|UNITED STATES OF AMERICA,||
In order for this court to grant a certificate of appealability (COA), Mr. Willner must make a "substantial showing of the denial of a constitutional right." 28 U.S.C. § 2253(c)(2). He must demonstrate "that reasonable jurists could debate whether (or, for that matter, agree that) the petition should have been resolved in a different manner or that the issues presented were adequate to deserve encouragement to proceed further." Slack v. McDaniel, 529 U.S. 473, 484 (2000) (quotations omitted). Where the district court denied a claim on procedural grounds, he must show that that jurists of reason would find the district court's procedural ruling debatable, and that the underlying constitutional claims are likewise debatable. Id. at 484-85.

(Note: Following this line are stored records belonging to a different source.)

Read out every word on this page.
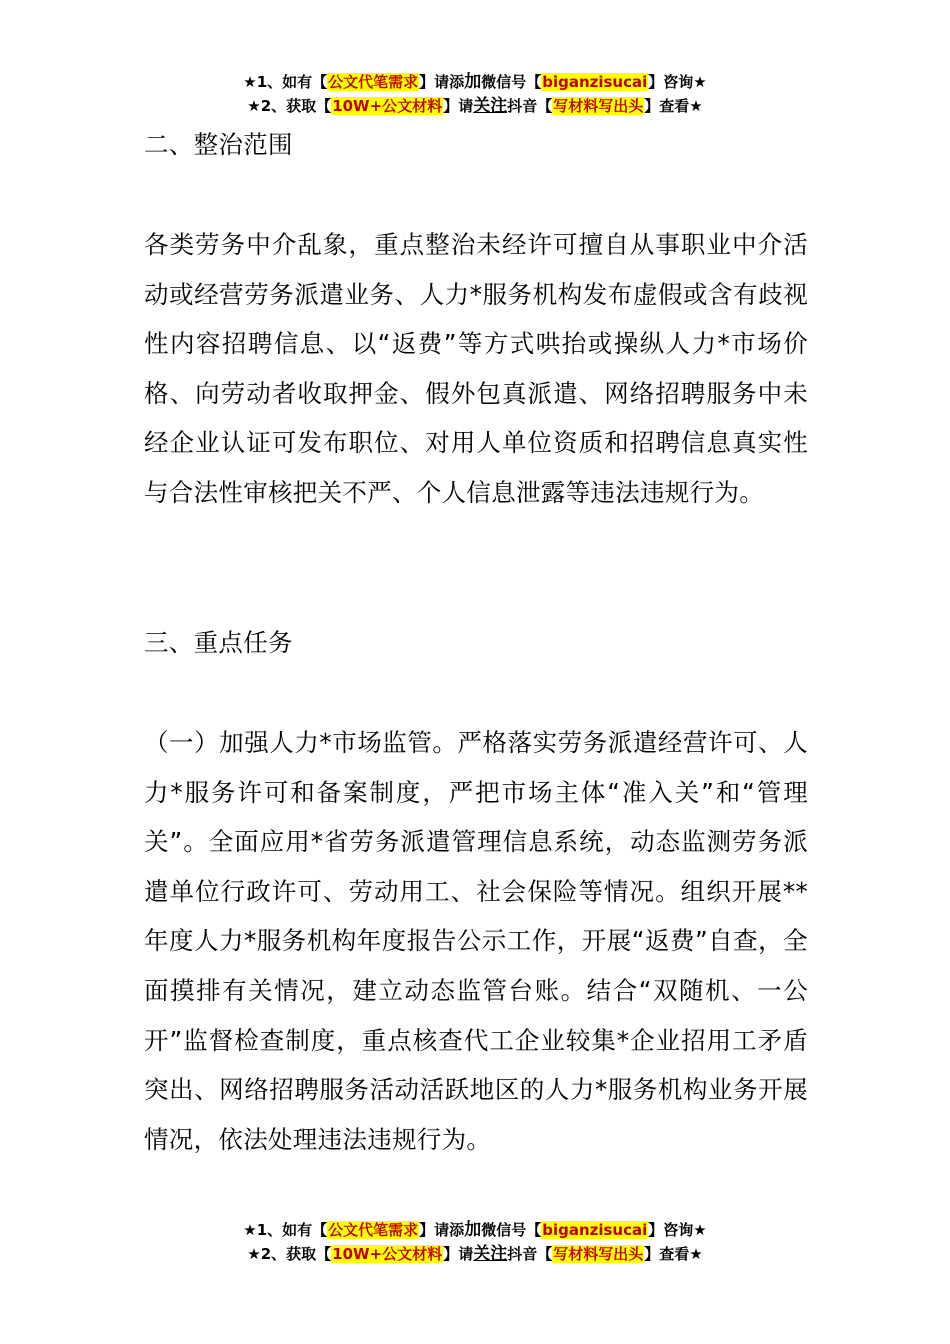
★1、如有【公文代笔需求】请添加微信号【biganzisucai】咨询★
★2、获取【10W+公文材料】请关注抖音【写材料写出头】查看★

二、整治范围

各类劳务中介乱象，重点整治未经许可擅自从事职业中介活动或经营劳务派遣业务、人力*服务机构发布虚假或含有歧视性内容招聘信息、以“返费”等方式哄抬或操纵人力*市场价格、向劳动者收取押金、假外包真派遣、网络招聘服务中未经企业认证可发布职位、对用人单位资质和招聘信息真实性与合法性审核把关不严、个人信息泄露等违法违规行为。

三、重点任务

（一）加强人力*市场监管。严格落实劳务派遣经营许可、人力*服务许可和备案制度，严把市场主体“准入关”和“管理关”。全面应用*省劳务派遣管理信息系统，动态监测劳务派遣单位行政许可、劳动用工、社会保险等情况。组织开展**年度人力*服务机构年度报告公示工作，开展“返费”自查，全面摸排有关情况，建立动态监管台账。结合“双随机、一公开”监督检查制度，重点核查代工企业较集*企业招用工矛盾突出、网络招聘服务活动活跃地区的人力*服务机构业务开展情况，依法处理违法违规行为。

★1、如有【公文代笔需求】请添加微信号【biganzisucai】咨询★
★2、获取【10W+公文材料】请关注抖音【写材料写出头】查看★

The district court determined that a sufficiency of the evidence claim could not constitute a basis for § 2255 relief, relying upon Williams v. United States, 371 F.2d 536, 536 (10th Cir. 1967). While this is ordinarily true, a defendant may show cause and prejudice, or a fundamental miscarriage of justice to overcome the procedural bar of not having raised sufficiency on direct appeal. See United States v. Frady, 456 U.S. 152, 167-68 (1982); Santoro v. United States, 187 F.3d 14, 16 (1st Cir. 1999); Wright v. United States, 139 F.3d 551, 553 (7th Cir. 1998). Here, Mr. O'Bryan's sufficiency of the evidence claims are procedurally barred for failure to raise them on direct appeal, and he has not shown cause and prejudice, or a fundamental miscarriage of justice that would excuse that bar. As the district court noted, it is abundantly clear that a bank teller could testify to the bank's insured status. United States v. Bindley, 157 F.3d 1235, 1239 (10th Cir. 1998); see also United States v. Guerrero, 169 F.3d 933, 944 (5th Cir. 1999) (bank security officer testified bank is federally insured). With our addition, and after careful review of Mr. O'Bryan's briefs and the record, for substantially the reasons set forth in the district court's order, we DENY a COA, and DISMISS the appeal.
Entered for the Court
Paul J. Kelly, Jr.
*. This order and judgment is not binding precedent, except under the doctrines of law of the case, res judicata, and collateral estoppel. This court generally disfavors the citation of orders and judgments; nevertheless, an order and judgment may be cited under the terms and conditions of 10th Cir. R. 36.3.
2. After examining the briefs and the appellate record, this three-judge panel has determined unanimously that oral argument would not be of material assistance in the determination of this appeal. See Fed. R. App. P. 34(a); 10th Cir. R. 34.1(G). The case is therefore ordered submitted without oral argument.